Although we often limit discussions on violence against women to domestic violence, it also is a human rights issue and a workplace issue, experts say.
Millions of women work in insecure, temporary, unsafe, underpaid and unpaid jobs. They are subjected to sexual harassment, abuse and rape. According to the International Trade Union Confederation (ITUC), certain types of work situations increase these threats, such as when women travel for their work or migrate to find work or are employed as domestic workers.
AFL-CIO Secretary-Treasurer Liz Shuler says in a statement:
Violence against women is a global problem that affects women of all ages, ethnicities, races, nationalities and socioeconomic backgrounds. It is also a workplace issue. Power imbalances in workplaces and the precarious employment conditions of many women increase their risk of being victims of sexual harassment, abuse and rape.
At the same time, domestic violence and other gender-based violence often impedes the ability of women to go to work and earn a living to support their families. To meet their families’ needs, many women have become economic migrants, subject to exploitation by unscrupulous employment agencies and employers.
Flight Attendants-CWA President Patricia Friend says union members are recognizing more and more that violence against women can spill over into the workplace.
We need to be aware that some of our members are coming to work in very difficult circumstances and may need our help.

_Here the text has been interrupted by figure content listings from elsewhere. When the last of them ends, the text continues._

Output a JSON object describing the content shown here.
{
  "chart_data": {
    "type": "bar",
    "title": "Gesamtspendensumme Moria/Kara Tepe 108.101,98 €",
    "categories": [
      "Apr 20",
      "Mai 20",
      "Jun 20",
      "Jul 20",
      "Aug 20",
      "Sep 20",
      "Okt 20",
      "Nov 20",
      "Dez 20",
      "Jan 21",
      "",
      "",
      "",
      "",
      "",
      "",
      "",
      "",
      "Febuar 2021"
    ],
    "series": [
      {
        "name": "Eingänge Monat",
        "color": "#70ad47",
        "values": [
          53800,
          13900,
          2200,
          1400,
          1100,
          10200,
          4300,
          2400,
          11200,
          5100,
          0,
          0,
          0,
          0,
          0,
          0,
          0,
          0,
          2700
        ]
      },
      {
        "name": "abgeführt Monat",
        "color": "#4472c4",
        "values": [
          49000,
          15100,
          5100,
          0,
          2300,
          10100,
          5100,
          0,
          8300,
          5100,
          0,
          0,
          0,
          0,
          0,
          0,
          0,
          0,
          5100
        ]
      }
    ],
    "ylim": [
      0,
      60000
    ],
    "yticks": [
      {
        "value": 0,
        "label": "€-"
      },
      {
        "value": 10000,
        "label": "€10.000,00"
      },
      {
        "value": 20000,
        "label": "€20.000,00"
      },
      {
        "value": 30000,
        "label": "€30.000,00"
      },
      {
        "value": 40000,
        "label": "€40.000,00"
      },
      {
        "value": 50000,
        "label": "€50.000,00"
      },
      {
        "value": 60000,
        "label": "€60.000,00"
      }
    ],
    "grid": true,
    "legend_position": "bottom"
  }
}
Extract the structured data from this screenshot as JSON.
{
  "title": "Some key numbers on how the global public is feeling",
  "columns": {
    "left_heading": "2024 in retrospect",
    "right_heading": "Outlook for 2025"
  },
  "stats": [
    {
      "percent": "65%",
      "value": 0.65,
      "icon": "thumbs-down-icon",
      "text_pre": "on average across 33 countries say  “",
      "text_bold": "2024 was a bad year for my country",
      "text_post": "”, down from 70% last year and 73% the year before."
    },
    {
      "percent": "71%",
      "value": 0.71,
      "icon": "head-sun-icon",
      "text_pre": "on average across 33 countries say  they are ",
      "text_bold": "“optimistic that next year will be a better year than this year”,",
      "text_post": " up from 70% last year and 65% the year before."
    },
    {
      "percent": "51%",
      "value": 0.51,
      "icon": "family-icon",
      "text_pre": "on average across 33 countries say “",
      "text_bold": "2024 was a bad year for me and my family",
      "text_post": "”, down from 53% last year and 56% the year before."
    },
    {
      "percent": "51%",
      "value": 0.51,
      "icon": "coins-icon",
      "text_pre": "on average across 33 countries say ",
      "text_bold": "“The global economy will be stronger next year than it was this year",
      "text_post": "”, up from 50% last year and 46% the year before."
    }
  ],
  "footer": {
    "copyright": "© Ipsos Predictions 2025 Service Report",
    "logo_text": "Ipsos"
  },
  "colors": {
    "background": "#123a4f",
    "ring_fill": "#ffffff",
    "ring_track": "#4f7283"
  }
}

This is a human rights issue, and any human rights issues is a union issue.
Globally, women not only are vulnerable to domestic violence, but are caught in wars and forced into human trafficking for sex in large numbers, says Friend, who represents the AFL-CIO on ITUC’s committee on women.
In March, the AFL-CIO Executive Council issued a Charter of Rights of Working Women, pointing out that women are increasingly moving from place to place as economic migrants, rather than as dependents of male migrants, and are subjected to exploitation by agencies and employers. This situation is unacceptable, Shuler says.
Employers must be held responsible for ensuring that women have a safe workplace free of all forms of violence and sexual harassment. That is why today is so important. Until we have brought an end to violence against women, our families, our economies, our nations and our world will pay the price for our inaction.
Each member of the Network—current and former politicians, activists, religious and community leaders, and others—will work to support the longstanding efforts of women and civil society organizations worldwide to end violence, undertaking actions from raising public awareness to advocating for adequate laws.